Cheval du Morvan

Cheval du Morvan
Région d’origine
Région Morvan, Drapeau de la France France
Caractéristiques
Morphologie Cheval de selle
Taille -
Tête Profil rectiligne
Pieds Sûrs
Caractère Rustique et résistant
Statut FAO (conservation) ÉteinteVoir et modifier les données sur Wikidata
Autre
Utilisation Selle et traction légère

Le cheval du Morvan, bidet du Morvan ou morvandiau est une ancienne race de petit cheval français originaire du pays du Morvan. Elle y était principalement élevée et répandue, ainsi que dans les provinces voisines, avant la révolution française. Utilisé aussi bien sous la selle, pour la chasse à courre et la cavalerie, qu'aux menus travaux de traction, il est réputé pour son extraordinaire résistance et sa ténacité, probablement dues à son mode de vie rude en semi-liberté dans les forêts. De taille petite à moyenne, il est peu élégant mais sa dureté à la tâche le rend recherché.

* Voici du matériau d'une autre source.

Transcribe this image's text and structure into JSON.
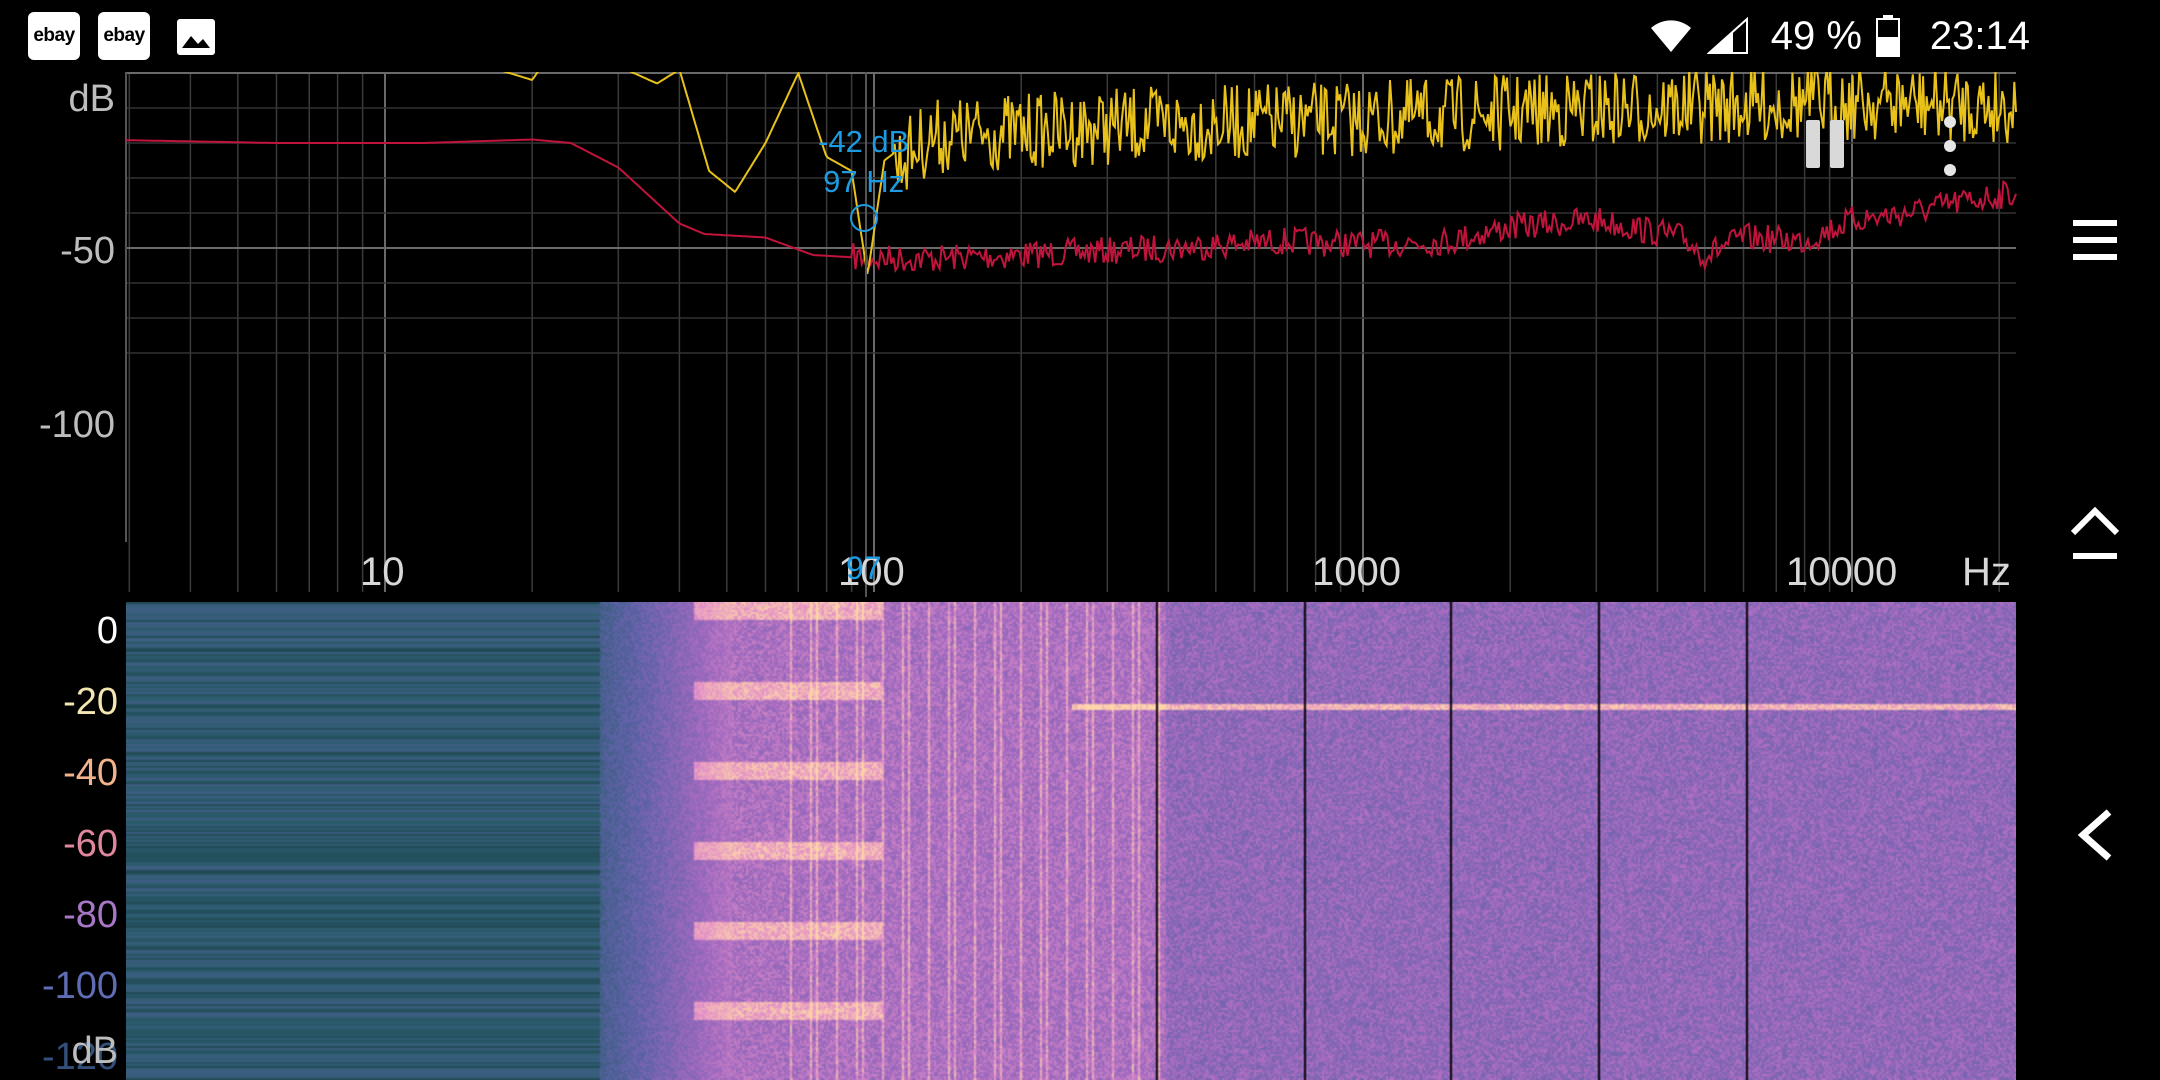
{
  "status_bar": {
    "notifications": [
      {
        "label": "ebay",
        "icon": "ebay-app-icon"
      },
      {
        "label": "ebay",
        "icon": "ebay-app-icon"
      },
      {
        "icon": "image-icon"
      }
    ],
    "wifi_icon": "wifi-icon",
    "signal_icon": "cell-signal-icon",
    "battery_percent": "49 %",
    "battery_icon": "battery-icon",
    "time": "23:14"
  },
  "spectrum": {
    "y_unit": "dB",
    "y_ticks": [
      "-50",
      "-100"
    ],
    "x_ticks": [
      "10",
      "100",
      "1000",
      "10000"
    ],
    "x_unit": "Hz",
    "peak": {
      "level": "-42 dB",
      "frequency": "97 Hz",
      "cursor_frequency": "97"
    },
    "colors": {
      "peak_hold_trace": "#c0143c",
      "live_trace": "#e8c21a",
      "cursor": "#1e9be0",
      "grid": "#4a4a4a"
    },
    "pause_icon": "pause-icon",
    "overflow_icon": "more-vert-icon"
  },
  "spectrogram": {
    "y_ticks": [
      "0",
      "-20",
      "-40",
      "-60",
      "-80",
      "-100",
      "-120"
    ],
    "y_tick_colors": [
      "#ffffff",
      "#f3e6b0",
      "#f2b38c",
      "#e0879e",
      "#a877c8",
      "#5f6db4",
      "#33507a"
    ],
    "y_unit": "dB",
    "palette": [
      "#0d2a2a",
      "#2c5c6e",
      "#5f62a8",
      "#a36ac0",
      "#e390c8",
      "#ffd7a8"
    ]
  },
  "nav": {
    "menu_icon": "hamburger-menu-icon",
    "home_icon": "chevron-up-home-icon",
    "back_icon": "back-chevron-icon"
  }
}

Il disparait peu à peu avec l'industrialisation et l'amélioration des transports au XIXe siècle, et par la faute de réquisitions successives, remplacé tant par les chevaux de trait nivernais et comtois pour les travaux de traction que par le Pur Sang sous la selle.

Histoire

Le Morvan vu depuis Château-Chinon, berceau historique de la race. Jusqu'au début du XIXe siècle, les chevaux vivaient librement en forêt et au bord des chemins.

Il n'existe qu'une étude universitaire quant à ces chevaux, celle du trait nivernais par Bernadette Lizet, qui leur consacre un chapitre[1]. Les sources au sujet des chevaux du Morvan datent pour la plupart du milieu du XIXe siècle, il est possible qu'elles soient orientées car ce cheval a pu être été idéalisé du fait de sa disparition[2].

« La bonté des chevaux du Morvan est due à des étalons et cavales venus de l'Espagne et de l'Italie, que les Éduens révoltés enlevèrent aux Romains lorsqu'ils les chassèrent de leur pays »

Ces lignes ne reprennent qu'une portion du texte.